A brand owner might also consider linking bonus payments to compliance by the celebrity with the morality clause, providing a financial incentive to behave.
It is important, though, to consider what will happen in the event that the celebrity does become involved in a scandal that would affect the brand. Termination of the contract may seem like the obvious answer but it will quite often not be the most desirable option (although I would recommend that it is one which is expressly open to the brand owner).
Firstly, this is because the brand owner is likely to have invested a great deal of time and money into the arrangement and could well have commissioned advertising and promotions specifically involving the celebrity. Secondly, the initial adverse publicity may not necessarily turn out to damage the brand as anticipated (Kate Moss, for example, recovered fairly quickly from the allegations of drug taking which threatened her career in 2005 and now appears to be more sought after by brand owners than ever).
The speed at which damage can be done once a story emerges - with the help of social networking and video sharing sites, blogging and other tools of the Web 2.0 age – makes after-the-event damage limitation extremely difficult.
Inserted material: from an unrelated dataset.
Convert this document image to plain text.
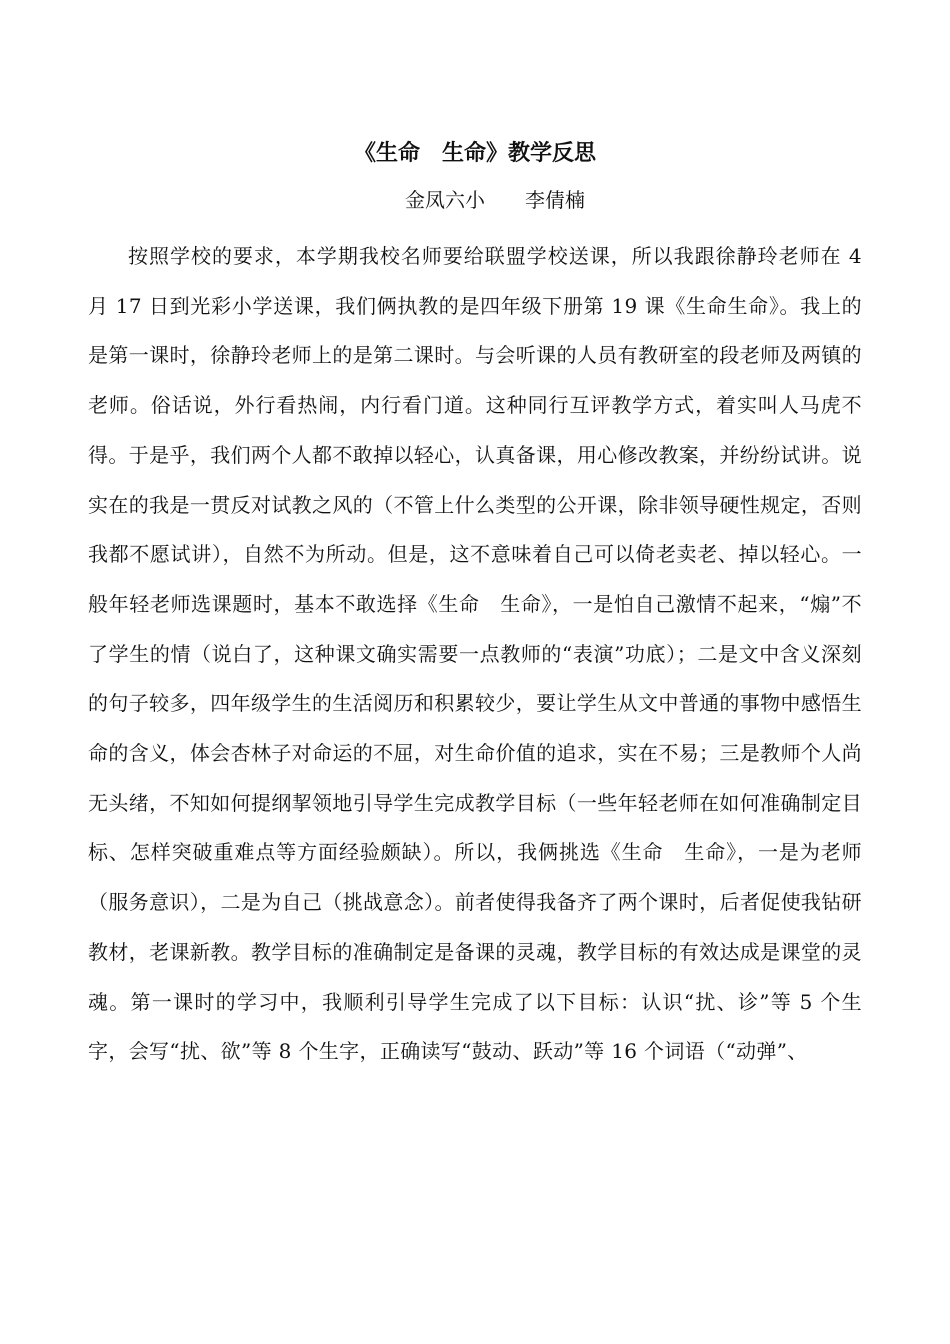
《生命　生命》教学反思
金凤六小　　李倩楠

按照学校的要求，本学期我校名师要给联盟学校送课，所以我跟徐静玲老师在 4 月 17 日到光彩小学送课，我们俩执教的是四年级下册第 19 课《生命生命》。我上的是第一课时，徐静玲老师上的是第二课时。与会听课的人员有教研室的段老师及两镇的老师。俗话说，外行看热闹，内行看门道。这种同行互评教学方式，着实叫人马虎不得。于是乎，我们两个人都不敢掉以轻心，认真备课，用心修改教案，并纷纷试讲。说实在的我是一贯反对试教之风的（不管上什么类型的公开课，除非领导硬性规定，否则我都不愿试讲），自然不为所动。但是，这不意味着自己可以倚老卖老、掉以轻心。一般年轻老师选课题时，基本不敢选择《生命　生命》，一是怕自己激情不起来，“煽”不了学生的情（说白了，这种课文确实需要一点教师的“表演”功底）；二是文中含义深刻的句子较多，四年级学生的生活阅历和积累较少，要让学生从文中普通的事物中感悟生命的含义，体会杏林子对命运的不屈，对生命价值的追求，实在不易；三是教师个人尚无头绪，不知如何提纲挈领地引导学生完成教学目标（一些年轻老师在如何准确制定目标、怎样突破重难点等方面经验颇缺）。所以，我俩挑选《生命　生命》，一是为老师（服务意识），二是为自己（挑战意念）。前者使得我备齐了两个课时，后者促使我钻研教材，老课新教。教学目标的准确制定是备课的灵魂，教学目标的有效达成是课堂的灵魂。第一课时的学习中，我顺利引导学生完成了以下目标：认识“扰、诊”等 5 个生字，会写“扰、欲”等 8 个生字，正确读写“鼓动、跃动”等 16 个词语（“动弹”、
The wrong response or a failure to act quickly enough can make a small story into a very large and damaging one. It is therefore often a good idea to include appropriate provisions in a celebrity contract which allow the brand owner to be involved in the management of any crisis which may arise. Understandably, however, celebrities will often be extremely reluctant to allow a company to have any control over how their PR matters are handled.
In order to protect against at least some of the possible financial damage a celebrity scandal could do to an associated brand, many brand owners will seek to stagger payment of fees to the celebrity, with a right to withhold payment if the morality clause is breached (much in the same vein as the ‘carrot’ of bonus payments, the idea is that this ‘stick’ will also discourage any breaches on the part of the celebrity). It is also possible for the brand owner to obtain ‘Death and Disgrace’ insurance, which can cover the costs of the endorsement campaign in the event that the celebrity does fall foul of the morality obligations.
The marriage of a celebrity with a brand can be a match made in heaven and can bring huge rewards to both the brand owner and the celebrity. However, it can also end up, like so many celebrity marriages, the subject of scandal and an expensive divorce. It is therefore essential that brand owners are fully prepared for either outcome and have the necessary contractual and commercial protection in place to protect them both reputationally and financially.